When Thinking Hurts: Mitigating Visual Forgetting in Video Reasoning via Frame Repetition

Abstract

Recently, Multimodal Large Language Models (MLLMs) have demonstrated significant potential in complex visual tasks through the integration of Chain-of-Thought (CoT) reasoning. However, in Video Question Answering, extended thinking processes do not consistently yield performance gains and may even lead to degradation due to ``visual anchor drifting'', where models increasingly rely on self-generated text, sidelining visual inputs and causing hallucinations. While existing mitigations typically introduce specific mechanisms for the model to re-attend to visual inputs during inference, these approaches often incur prohibitive training costs and suffer from poor generalizability across different architectures. To address this, we propose FrameRepeat, an automated enhancement framework which features a lightweight repeat scoring module that enables Video-LLMs to autonomously identify which frames should be reinforced. We introduce a novel training strategy, Add-One-In (AOI), that uses MLLM output probabilities to generate supervision signals representing repeat gain. This can be used to train a frame scoring network, which guides the frame repetition behavior. Experimental results across multiple models and datasets demonstrate that FrameRepeat is both effective and generalizable in strengthening important visual cues during the reasoning process.

Figures (7)

• Figure 1: Comparison between traditional inference and FrameRepeat inference.
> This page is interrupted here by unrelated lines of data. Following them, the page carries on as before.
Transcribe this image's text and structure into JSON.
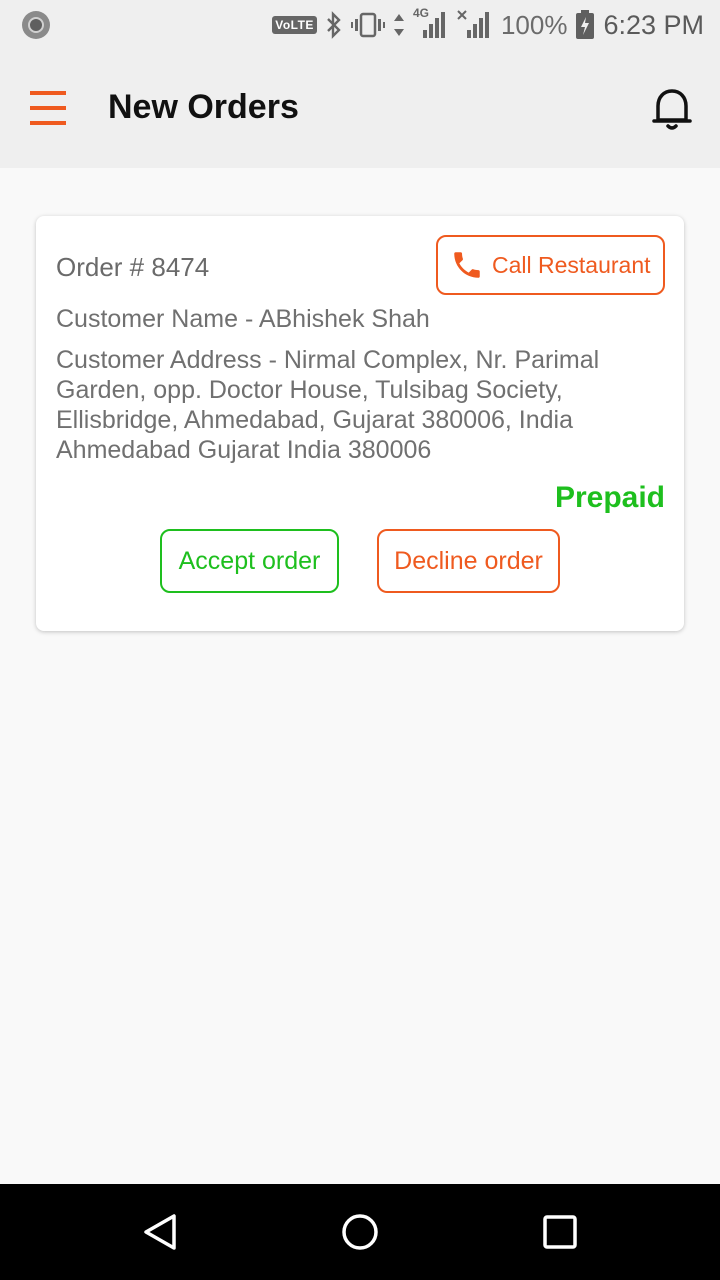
{
  "status_bar": {
    "network_badge": "VoLTE",
    "network_type": "4G",
    "battery_percent": "100%",
    "time": "6:23 PM",
    "icons": [
      "notification-dot-icon",
      "bluetooth-icon",
      "vibrate-icon",
      "data-arrows-icon",
      "signal-icon",
      "no-signal-icon",
      "battery-charging-icon"
    ]
  },
  "app_bar": {
    "title": "New Orders",
    "menu_icon": "hamburger-menu-icon",
    "notification_icon": "bell-icon"
  },
  "order": {
    "number_label": "Order # 8474",
    "call_button_label": "Call Restaurant",
    "call_icon": "phone-icon",
    "customer_name": "Customer Name - ABhishek Shah",
    "customer_address": "Customer Address - Nirmal Complex, Nr. Parimal Garden, opp. Doctor House, Tulsibag Society, Ellisbridge, Ahmedabad, Gujarat 380006, India Ahmedabad Gujarat India 380006",
    "payment_status": "Prepaid",
    "accept_label": "Accept order",
    "decline_label": "Decline order"
  },
  "nav_bar": {
    "back_icon": "back-triangle-icon",
    "home_icon": "home-circle-icon",
    "recents_icon": "recents-square-icon"
  },
  "colors": {
    "accent": "#ef5a1f",
    "success": "#1ebf1e",
    "app_bar_bg": "#efefef"
  }
}
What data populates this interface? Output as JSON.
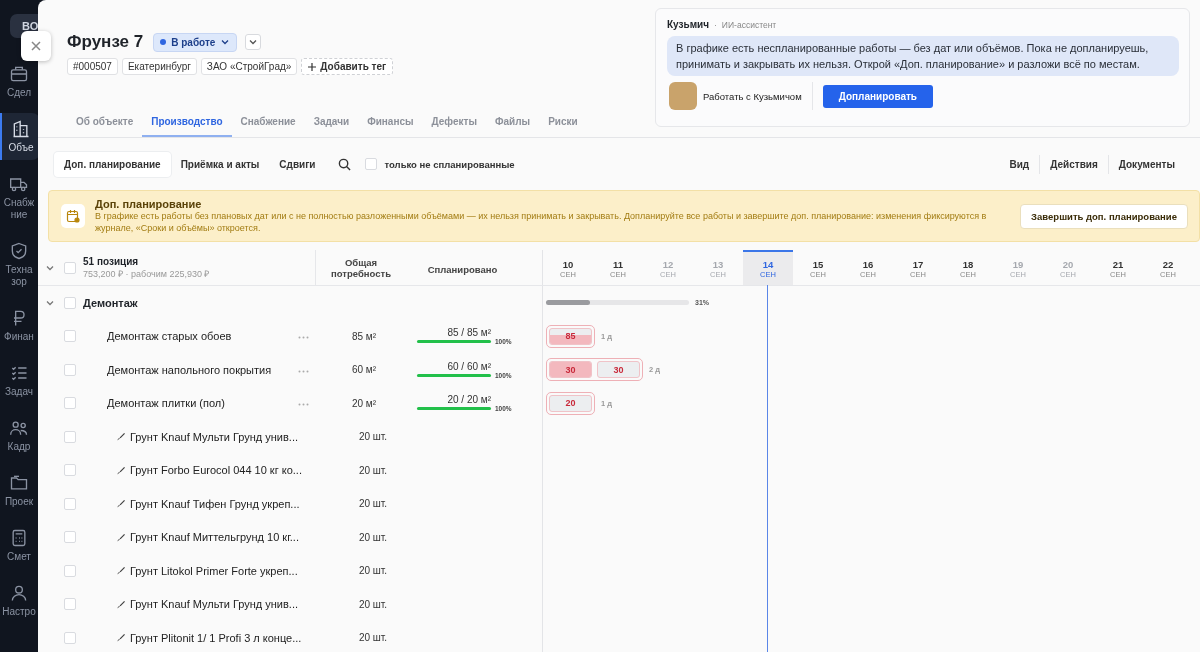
{
  "sidebar": {
    "logo": "ВО",
    "items": [
      {
        "label": "Сдел",
        "selected": false
      },
      {
        "label": "Объе",
        "selected": true
      },
      {
        "label": "Снабж ние",
        "selected": false
      },
      {
        "label": "Техна зор",
        "selected": false
      },
      {
        "label": "Финан",
        "selected": false
      },
      {
        "label": "Задач",
        "selected": false
      },
      {
        "label": "Кадр",
        "selected": false
      },
      {
        "label": "Проек",
        "selected": false
      },
      {
        "label": "Смет",
        "selected": false
      },
      {
        "label": "Настро",
        "selected": false
      }
    ]
  },
  "header": {
    "title": "Фрунзе 7",
    "status": "В работе",
    "tags": [
      "#000507",
      "Екатеринбург",
      "ЗАО «СтройГрад»"
    ],
    "add_tag": "Добавить тег"
  },
  "tabs": [
    {
      "label": "Об объекте",
      "selected": false
    },
    {
      "label": "Производство",
      "selected": true
    },
    {
      "label": "Снабжение",
      "selected": false
    },
    {
      "label": "Задачи",
      "selected": false
    },
    {
      "label": "Финансы",
      "selected": false
    },
    {
      "label": "Дефекты",
      "selected": false
    },
    {
      "label": "Файлы",
      "selected": false
    },
    {
      "label": "Риски",
      "selected": false
    }
  ],
  "assistant": {
    "name": "Кузьмич",
    "separator": "·",
    "role": "ИИ-ассистент",
    "message": "В графике есть неспланированные работы — без дат или объёмов. Пока не допланируешь, принимать и закрывать их нельзя. Открой «Доп. планирование» и разложи всё по местам.",
    "work_with": "Работать с Кузьмичом",
    "action": "Допланировать"
  },
  "toolbar": {
    "modes": [
      {
        "label": "Доп. планирование",
        "selected": true
      },
      {
        "label": "Приёмка и акты",
        "selected": false
      },
      {
        "label": "Сдвиги",
        "selected": false
      }
    ],
    "filter": {
      "label": "только не спланированные",
      "checked": false
    },
    "menus": [
      "Вид",
      "Действия",
      "Документы"
    ]
  },
  "banner": {
    "title": "Доп. планирование",
    "text": "В графике есть работы без плановых дат или с не полностью разложенными объёмами — их нельзя принимать и закрывать. Допланируйте все работы и завершите доп. планирование: изменения фиксируются в журнале, «Сроки и объёмы» откроется.",
    "button": "Завершить доп. планирование"
  },
  "table": {
    "summary": {
      "count": "51 позиция",
      "subtitle": "753,200 ₽ · рабочим 225,930 ₽",
      "checked": false,
      "expanded": true
    },
    "columns": [
      "Общая потребность",
      "Спланировано"
    ],
    "days": [
      {
        "day": "10",
        "month": "СЕН",
        "weekend": false,
        "selected": false
      },
      {
        "day": "11",
        "month": "СЕН",
        "weekend": false,
        "selected": false
      },
      {
        "day": "12",
        "month": "СЕН",
        "weekend": true,
        "selected": false
      },
      {
        "day": "13",
        "month": "СЕН",
        "weekend": true,
        "selected": false
      },
      {
        "day": "14",
        "month": "СЕН",
        "weekend": false,
        "selected": true
      },
      {
        "day": "15",
        "month": "СЕН",
        "weekend": false,
        "selected": false
      },
      {
        "day": "16",
        "month": "СЕН",
        "weekend": false,
        "selected": false
      },
      {
        "day": "17",
        "month": "СЕН",
        "weekend": false,
        "selected": false
      },
      {
        "day": "18",
        "month": "СЕН",
        "weekend": false,
        "selected": false
      },
      {
        "day": "19",
        "month": "СЕН",
        "weekend": true,
        "selected": false
      },
      {
        "day": "20",
        "month": "СЕН",
        "weekend": true,
        "selected": false
      },
      {
        "day": "21",
        "month": "СЕН",
        "weekend": false,
        "selected": false
      },
      {
        "day": "22",
        "month": "СЕН",
        "weekend": false,
        "selected": false
      }
    ],
    "rows": [
      {
        "kind": "group",
        "name": "Демонтаж",
        "checked": false,
        "expanded": true,
        "level": 0.31,
        "percent": "31%",
        "children": [
          {
            "kind": "work",
            "name": "Демонтаж старых обоев",
            "checked": false,
            "need": "85 м²",
            "planned": "85 / 85 м²",
            "level": 1,
            "percent": "100%",
            "chips": [
              {
                "value": "85",
                "kind": "partial"
              }
            ],
            "duration": "1 д"
          },
          {
            "kind": "work",
            "name": "Демонтаж напольного покрытия",
            "checked": false,
            "need": "60 м²",
            "planned": "60 / 60 м²",
            "level": 1,
            "percent": "100%",
            "chips": [
              {
                "value": "30",
                "kind": "full"
              },
              {
                "value": "30",
                "kind": "empty"
              }
            ],
            "duration": "2 д"
          },
          {
            "kind": "work",
            "name": "Демонтаж плитки (пол)",
            "checked": false,
            "need": "20 м²",
            "planned": "20 / 20 м²",
            "level": 1,
            "percent": "100%",
            "chips": [
              {
                "value": "20",
                "kind": "empty"
              }
            ],
            "duration": "1 д",
            "children": [
              {
                "kind": "material",
                "name": "Грунт Knauf Мульти Грунд унив...",
                "checked": false,
                "need": "20 шт."
              },
              {
                "kind": "material",
                "name": "Грунт Forbo Eurocol 044 10 кг ко...",
                "checked": false,
                "need": "20 шт."
              },
              {
                "kind": "material",
                "name": "Грунт Knauf Тифен Грунд укреп...",
                "checked": false,
                "need": "20 шт."
              },
              {
                "kind": "material",
                "name": "Грунт Knauf Миттельгрунд 10 кг...",
                "checked": false,
                "need": "20 шт."
              },
              {
                "kind": "material",
                "name": "Грунт Litokol Primer Forte укреп...",
                "checked": false,
                "need": "20 шт."
              },
              {
                "kind": "material",
                "name": "Грунт Knauf Мульти Грунд унив...",
                "checked": false,
                "need": "20 шт."
              },
              {
                "kind": "material",
                "name": "Грунт Plitonit 1/ 1 Profi 3 л конце...",
                "checked": false,
                "need": "20 шт."
              }
            ]
          }
        ]
      }
    ]
  }
}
In traditional inference, video frames are uniformly sampled and directly fed into the MLLM. In contrast, the proposed FrameRepeat first scores the frames during inference, selecting the frames with the highest scores, which are then repeated at their original positions and passed into the MLLM for enhanced understanding.
• Figure 2: Empirical analysis of frame repetition.(a) Attention ratio allocated to a repeated frame across generation steps. When a frame is repeated, it occupies two visual slots in the input sequence—the original slot and the copy slot—whose attention contributions are shown separately. Repetition significantly increases the model's overall attention to the target frame. (b) Per-sample best-frame (green) and worst-frame (red) $\Delta$log-prob, showing that repetition benefit is highly frame-dependent. (c) Thinking-mode accuracy when repeating Top-K, Random-K, or Bottom-K frames selected by direct-mode $\Delta$log-prob. Top-K consistently outperforms other strategies, validating the effectiveness of $\Delta$log-prob as a frame importance signal.
• Figure 3: Overview of the FrameRepeat framework. During training, we use the Add-One-In strategy to measure the MLLM output probability for each repeated frame. The resulting probability variations are used to compute the repeat gain, which trains the repeat scoring module. During inference, the video frames and question are passed through the scoring module to estimate the repetition importance of each frame. The top-k most important frames are then selected for repetition and fed into the MLLM for the final answer.
• Figure 4: Comparison of frames selected using FrameRepeat score versus CLIP score.
• Figure 5: Training dynamics of the repeat scoring module. (a) The training loss decreases steadily, indicating stable convergence. (b) The score distribution standard deviation increases consistently, demonstrating that the model progressively learns to differentiate key frames from non-essential ones.